Kubernetes monitoring integration

New Relic Infrastructure on-host integrations include an integration that gives increased visibility into the performance of your Kubernetes environment. This documentation explains:

Other resources:

Features

New Relic's Kubernetes integration instruments the container orchestration layer by reporting metrics from Kubernetes objects. The integration gives you insight into your Kubernetes nodes, namespaces, deployments, replica sets, pods, and containers. More functionality is planned for future releases.

Features include:

  • View your data in pre-built dashboards for immediate insight into your Kubernetes environment.
  • Create your own custom queries and charts in Insights from automatically reported data.
  • Create alert conditions on Kubernetes data.
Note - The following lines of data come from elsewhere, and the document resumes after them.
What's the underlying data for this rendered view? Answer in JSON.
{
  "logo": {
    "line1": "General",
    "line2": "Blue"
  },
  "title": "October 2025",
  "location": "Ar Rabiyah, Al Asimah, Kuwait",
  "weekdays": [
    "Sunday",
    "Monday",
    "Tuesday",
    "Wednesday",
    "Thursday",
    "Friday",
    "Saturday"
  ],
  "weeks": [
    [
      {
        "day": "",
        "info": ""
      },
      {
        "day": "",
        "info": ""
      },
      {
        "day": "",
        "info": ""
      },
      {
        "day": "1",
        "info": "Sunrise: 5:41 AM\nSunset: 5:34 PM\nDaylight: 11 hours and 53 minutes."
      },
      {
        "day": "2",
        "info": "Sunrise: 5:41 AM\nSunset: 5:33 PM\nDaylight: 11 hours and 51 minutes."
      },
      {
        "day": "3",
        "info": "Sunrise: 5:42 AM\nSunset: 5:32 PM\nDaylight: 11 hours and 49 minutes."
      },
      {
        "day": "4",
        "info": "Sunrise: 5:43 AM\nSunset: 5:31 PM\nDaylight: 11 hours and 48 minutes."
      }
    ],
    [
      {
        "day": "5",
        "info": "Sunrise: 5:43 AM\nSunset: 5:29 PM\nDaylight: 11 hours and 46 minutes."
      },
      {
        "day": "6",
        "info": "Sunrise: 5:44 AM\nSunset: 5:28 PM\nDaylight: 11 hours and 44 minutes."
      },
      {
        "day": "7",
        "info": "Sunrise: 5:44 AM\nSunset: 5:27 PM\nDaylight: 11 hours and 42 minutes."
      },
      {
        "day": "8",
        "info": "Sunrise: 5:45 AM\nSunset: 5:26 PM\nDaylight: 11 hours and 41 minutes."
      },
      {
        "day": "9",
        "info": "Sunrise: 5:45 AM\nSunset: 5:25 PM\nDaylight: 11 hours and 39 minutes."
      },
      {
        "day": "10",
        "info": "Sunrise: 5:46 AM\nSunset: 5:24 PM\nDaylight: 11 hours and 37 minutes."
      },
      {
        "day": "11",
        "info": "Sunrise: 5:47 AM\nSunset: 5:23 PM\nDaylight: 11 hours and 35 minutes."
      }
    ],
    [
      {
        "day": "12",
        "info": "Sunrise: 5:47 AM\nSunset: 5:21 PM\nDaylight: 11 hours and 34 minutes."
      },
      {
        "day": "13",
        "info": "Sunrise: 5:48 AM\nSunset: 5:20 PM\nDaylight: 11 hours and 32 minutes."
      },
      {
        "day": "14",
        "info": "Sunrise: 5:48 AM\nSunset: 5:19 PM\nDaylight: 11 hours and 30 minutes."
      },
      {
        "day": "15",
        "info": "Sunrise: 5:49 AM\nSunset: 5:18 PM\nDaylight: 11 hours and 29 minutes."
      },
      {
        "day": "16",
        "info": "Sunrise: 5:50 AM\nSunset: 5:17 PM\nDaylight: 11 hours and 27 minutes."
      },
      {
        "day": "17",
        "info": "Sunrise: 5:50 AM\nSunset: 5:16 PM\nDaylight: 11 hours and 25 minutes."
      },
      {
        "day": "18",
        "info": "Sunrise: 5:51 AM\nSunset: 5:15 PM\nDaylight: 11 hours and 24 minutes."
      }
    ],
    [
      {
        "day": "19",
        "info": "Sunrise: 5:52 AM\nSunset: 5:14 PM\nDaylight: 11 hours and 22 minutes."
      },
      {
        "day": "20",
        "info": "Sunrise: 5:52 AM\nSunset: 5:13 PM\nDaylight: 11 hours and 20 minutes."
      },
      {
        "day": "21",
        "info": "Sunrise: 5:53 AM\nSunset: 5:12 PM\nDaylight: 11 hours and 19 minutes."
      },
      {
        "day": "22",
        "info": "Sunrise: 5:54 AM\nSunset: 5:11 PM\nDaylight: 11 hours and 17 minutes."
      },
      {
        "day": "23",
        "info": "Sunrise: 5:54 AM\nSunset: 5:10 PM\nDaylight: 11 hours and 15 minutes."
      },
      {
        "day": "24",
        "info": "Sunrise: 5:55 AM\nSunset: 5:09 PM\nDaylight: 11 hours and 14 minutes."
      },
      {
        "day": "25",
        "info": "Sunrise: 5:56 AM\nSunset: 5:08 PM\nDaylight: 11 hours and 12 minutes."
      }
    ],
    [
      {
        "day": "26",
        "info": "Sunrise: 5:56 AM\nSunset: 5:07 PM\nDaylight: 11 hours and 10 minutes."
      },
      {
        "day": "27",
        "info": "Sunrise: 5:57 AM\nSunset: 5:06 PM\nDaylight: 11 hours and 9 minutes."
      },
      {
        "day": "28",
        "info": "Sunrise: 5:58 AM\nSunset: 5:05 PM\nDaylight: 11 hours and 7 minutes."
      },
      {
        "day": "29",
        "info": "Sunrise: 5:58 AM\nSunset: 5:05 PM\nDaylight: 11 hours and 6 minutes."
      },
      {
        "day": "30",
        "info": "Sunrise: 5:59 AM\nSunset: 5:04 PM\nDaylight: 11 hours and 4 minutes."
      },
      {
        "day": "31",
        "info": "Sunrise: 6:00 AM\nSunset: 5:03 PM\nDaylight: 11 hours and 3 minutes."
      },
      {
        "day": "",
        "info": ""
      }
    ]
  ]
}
These features are in addition to the data New Relic Infrastructure already reports for containerized processes running on instrumented hosts.

Compatibility and requirements

The New Relic Kubernetes integration requires:

New Relic has built and tested this integration using kube-state-metrics version 1.1.0, 1.2.0, and 1.3.0. While it may work with other versions, New Relic does not officially support them.

Install and configure

To activate the Kubernetes integration, deploy the newrelic-infra agent onto a Kubernetes cluster as a daemon set:

  1. Install kube-state-metrics and get it running on the cluster:

    • For version 1.3.0:

      curl -o kube-state-metrics-1.3.zip https://codeload.github.com/kubernetes/kube-state-metrics/zip/release-1.3 && unzip kube-state-metrics-1.3.zip && cd kube-state-metrics-release-1.3 && kubectl apply -f kubernetes
      
  2. Download the integration configuration file:

    curl -O https://download.newrelic.com/infrastructure_agent/integrations/kubernetes/newrelic-infrastructure-k8s-latest.yaml
    

    In the configuration file, add your New Relic license key and a cluster name to identify your Kubernetes cluster.
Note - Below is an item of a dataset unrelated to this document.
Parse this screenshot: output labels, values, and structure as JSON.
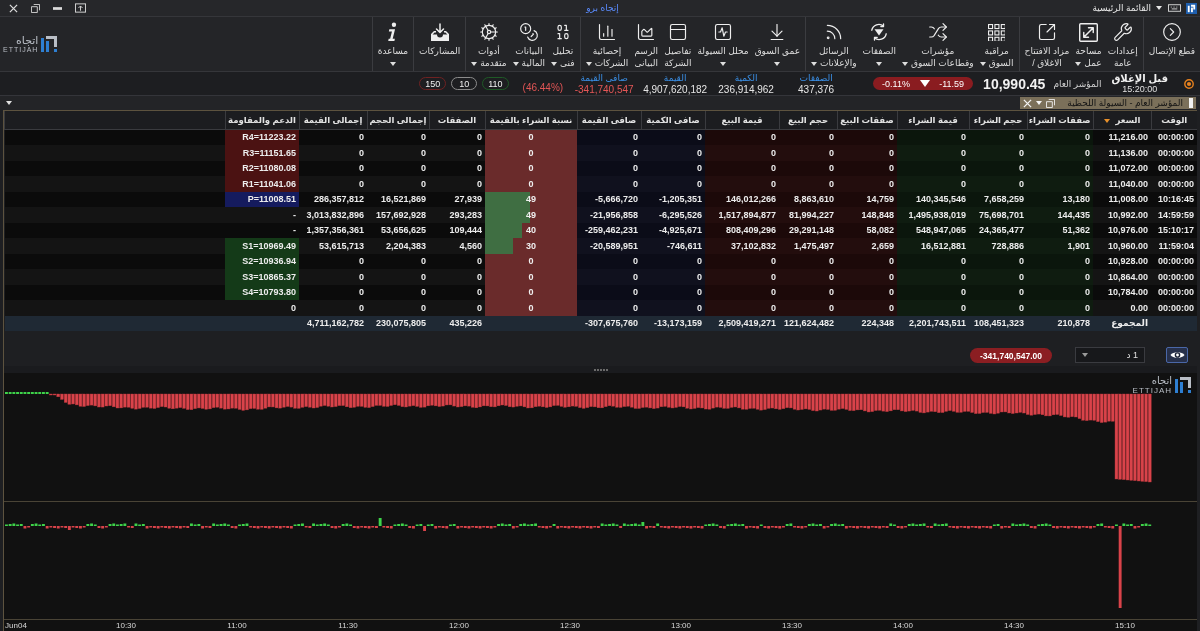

    Recommendation: Do not change the NRIA_PASSTHROUGH_ENVIRONMENT or NRIA_DISPLAY_NAME value in your configuration file.

    env:
      - name: NRIA_LICENSE_KEY
        value: YOUR_LICENSE_KEY
      - name: CLUSTER_NAME
        value: YOUR_CLUSTER_NAME
  3. Optional steps:

    1. If the URL of kube-state-metrics was changed from the default, uncomment and configure the following lines:

       - name: "KUBE_STATE_METRICS_URL"
         value: "http://<kube-state-metrics IP or FQDN>:<port>"
    2. If you intend to deploy in a different namespace from default ; change all values of namespace in the configuration file.
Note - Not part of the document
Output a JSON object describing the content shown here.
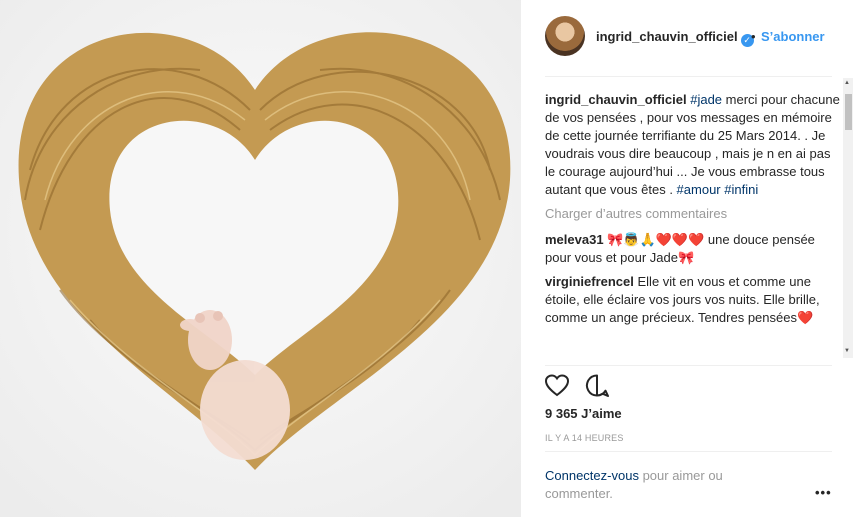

  4. Confirm that kube-state-metrics is installed in the namespace kube-system.

    kubectl get pods -n kube-system | grep kube-state-metrics
  5. Create the daemon set with the following command:

    kubectl create -f newrelic-infrastructure-k8s-latest.yaml
  6. Confirm that the daemon set has been created successfully by looking for newrelic-infra in the results of the following command:

    kubectl get daemonsets
  7. To confirm that the integration has been configured correctly, wait a few minutes, then run this New Relic Insights query to see if data has been reported:

    SELECT * FROM K8sPodSample since 1 day ago

If you do not see Kubernetes data, see the troubleshooting documentation.

Install on Kubernetes managed services and platforms

In addition to installation directly on a server or via VMs, New Relic provides installation instructions for the Kubernetes integration on the following platforms:

To deploy in Amazon EKS, use the version of kubectl provided by AWS. Then, follow the standard instructions to install and configure the Kubernetes integration.

The Kubernetes integration monitors worker nodes. In Amazon EKS, master nodes are managed by Amazon and abstracted from the Kubernetes platforms.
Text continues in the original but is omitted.